Kingpin #4

 Title: Kingpin
 Posted: 2004
 Staff: John Edathil (E-Mail)

Background

Wilson Fisk, the rapidly ascending Kingpin, continued on his path to running New York by aligning himself against the Five Families mayoral candidate and with the opposition, Senator Miles Clennon, the ex-husband of...

Portia Clennon, who nursed Fisk's former lieutenant, Lou Rocko, back to health. Her agenda: get back at her husband by publishing a book on New York's underworld, a book that requires Rocko as a source. His agenda: revenge on Fisk for leaving him to die at the hands of Fisk's uber-gang.

Mired in all of this intrigue is Spider-Man, New York red and blue, waiting in the wings to take Fisk down.

Story Details

  Kingpin #4
Summary: Spider-Man Appears
Editor: Warren Simons
Writer: Bruce Jones
Pencils: Sean Phillips
Inker: Klaus Janson

The issue opens with Mayoral Candidate Myles Clennon addressing the rise in crime and promising to take back the city. When asked about the political link to Cosa Nostra, Clennon turns it around on opponent Tony Biancho, claiming he doesn't appreciate that ethnic sterotype.

After throwing out one of Rocko's floozies, Portia looks at a photo of Jersey crime patriarch Don Jimmy Sanguino and his late nephew, Carlo. Rocko states his intention to align himself with Don Sangiuno, offering information on Fisk in exchange. After all, it's not who does the hit, it's who initiates the contract.

Clennon is propositioned by reporter Candace Chung, and then walks back into the stable, where he finds his ally, Wilson Fisk. Fisk requests one million dollars to kidnap the son of Clennon's political opponent, Tony Bianco.

Don Sangunio, after Sunday services, is offered the condolences of the other families. He gets a call on his cell phone (!) from Portia, who dangles the possibility of inside information. Her bath-mate, Rocko, is enjoying champagne with her.

At the Bugle, Peter Parker asks Robbie for information regarding the Kingpin. Robbie claims that the idea of the "Kingpin" is just a old gimmick used to sell newspapers and that the five families are the ones who run the show.

Fisk calls Clennon, who's at a party, encouraging him to advance the money for the kidnapping, claiming it will bury Bianco politically, who would seem unable to keep tabs on his son, let alone an entire city. At the party, Clennon sees two people about to make love, while Fisk and his lieutenant, Gino Ferzini, murder Candace Chung.

While in bed with Rocko, Portia gets a call from her stablehand informant, Burke, that Fisk and Clennon are allies. At the crime scene, a crooked cop calls Don Sanguino and tells him it was a pro hit, as we find out the reporter was a one of Sanguino's spies. Rocko recommends that they go to Sanguino with the information so he can put hits on Fisk and Clennon.

Back at the Clennon Stables, someone shoots Burke, the "deaf" stablehand."

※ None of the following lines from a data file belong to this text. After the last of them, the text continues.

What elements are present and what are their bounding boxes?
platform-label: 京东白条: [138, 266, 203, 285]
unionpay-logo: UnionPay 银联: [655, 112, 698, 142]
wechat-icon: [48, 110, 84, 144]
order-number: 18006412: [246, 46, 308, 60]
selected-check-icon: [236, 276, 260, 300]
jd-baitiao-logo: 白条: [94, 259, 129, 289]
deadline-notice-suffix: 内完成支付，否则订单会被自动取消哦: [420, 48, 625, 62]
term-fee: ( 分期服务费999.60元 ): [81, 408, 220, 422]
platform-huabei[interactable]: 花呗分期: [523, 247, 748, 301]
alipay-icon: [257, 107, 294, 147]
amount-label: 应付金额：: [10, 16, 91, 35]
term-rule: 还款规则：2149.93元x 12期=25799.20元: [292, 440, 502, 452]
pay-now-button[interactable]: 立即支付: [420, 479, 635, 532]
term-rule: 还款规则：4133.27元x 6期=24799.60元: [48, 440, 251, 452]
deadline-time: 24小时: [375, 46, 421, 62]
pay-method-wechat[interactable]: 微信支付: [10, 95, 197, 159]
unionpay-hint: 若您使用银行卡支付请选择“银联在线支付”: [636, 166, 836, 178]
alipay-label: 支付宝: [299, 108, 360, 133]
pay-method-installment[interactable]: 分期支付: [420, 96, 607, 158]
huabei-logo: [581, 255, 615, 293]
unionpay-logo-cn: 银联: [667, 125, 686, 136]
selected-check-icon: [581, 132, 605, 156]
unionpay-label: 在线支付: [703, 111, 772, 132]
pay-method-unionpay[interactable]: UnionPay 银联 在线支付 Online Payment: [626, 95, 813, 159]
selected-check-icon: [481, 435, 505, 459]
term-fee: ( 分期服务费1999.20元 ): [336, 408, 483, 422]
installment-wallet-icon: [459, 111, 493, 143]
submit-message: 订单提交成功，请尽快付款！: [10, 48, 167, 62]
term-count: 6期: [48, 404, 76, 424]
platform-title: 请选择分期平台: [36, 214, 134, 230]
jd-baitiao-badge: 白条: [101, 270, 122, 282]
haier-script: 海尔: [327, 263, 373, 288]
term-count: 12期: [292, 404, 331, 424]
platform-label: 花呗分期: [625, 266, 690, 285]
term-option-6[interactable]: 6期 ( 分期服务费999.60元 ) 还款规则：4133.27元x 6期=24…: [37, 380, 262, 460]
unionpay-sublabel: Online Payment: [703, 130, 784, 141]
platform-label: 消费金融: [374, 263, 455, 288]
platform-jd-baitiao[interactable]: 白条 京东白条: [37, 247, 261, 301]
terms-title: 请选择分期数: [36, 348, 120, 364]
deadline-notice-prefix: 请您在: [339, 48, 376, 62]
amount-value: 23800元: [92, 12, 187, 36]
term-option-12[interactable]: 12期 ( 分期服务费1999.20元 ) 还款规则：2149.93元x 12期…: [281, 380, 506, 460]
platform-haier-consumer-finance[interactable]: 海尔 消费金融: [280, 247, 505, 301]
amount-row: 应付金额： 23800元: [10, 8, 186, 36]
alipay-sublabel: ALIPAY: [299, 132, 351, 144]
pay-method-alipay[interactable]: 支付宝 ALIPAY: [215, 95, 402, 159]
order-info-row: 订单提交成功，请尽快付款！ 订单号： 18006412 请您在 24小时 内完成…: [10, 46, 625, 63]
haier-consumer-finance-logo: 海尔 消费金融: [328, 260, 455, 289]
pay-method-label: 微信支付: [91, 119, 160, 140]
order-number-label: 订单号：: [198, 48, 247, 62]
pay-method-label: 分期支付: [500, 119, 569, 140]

Gradon Bianchi, son of the mayoral candidate, sits reluctantly with his father's gangland cronies and bodyguards, when someone shoots the driver from a distance and the car crashes into a tree. The other bodyguards are killed, when Fisk rips the car door off its hinges and extends his kidnapping hand to his target.

General Comments

Here's where it gets baffling. Not the story, mind you, it semms pretty simple once you read it a couple of times. What confuses the issue are the holes in what seems to be a by-the-numbers crime story.

The cell phones totally confused the issue of the time frame of this story. Suddenly, a tale that fit well into the 60s is forced into at least the 80s. Even if the story is supposed to be atemporal, this development alone is jarring to the flow of time in the story. Just how much time has passed since the start of the story? It didn't seem that long at all.

And Candace Chung identifies herself as a newspaper reporter, but is talked about as a television reporter? Which is she? Even if she's both, I guess it doesn't matter as her character is quickly offed without any kind of reaction from the reader.

The Kingpin character is still written fairly well, as the rising underworld leader who's three to ten steps ahead of his competition. But everyone else seems to be some sort of mob stereotype. The young buck out for revenge, the femme fatale/Mrs. Robinson, the stereotypical politicians, etc. What previously seemed innovative and new now seems someone stale and overexposed.

The art still looks good, though, I'll give it that.

Overall Rating

Sounds about right. Bruce Jones has lost track of all of his details as well as the time setting of his story. Politics as usual and crime by numbers do not an interesting story make.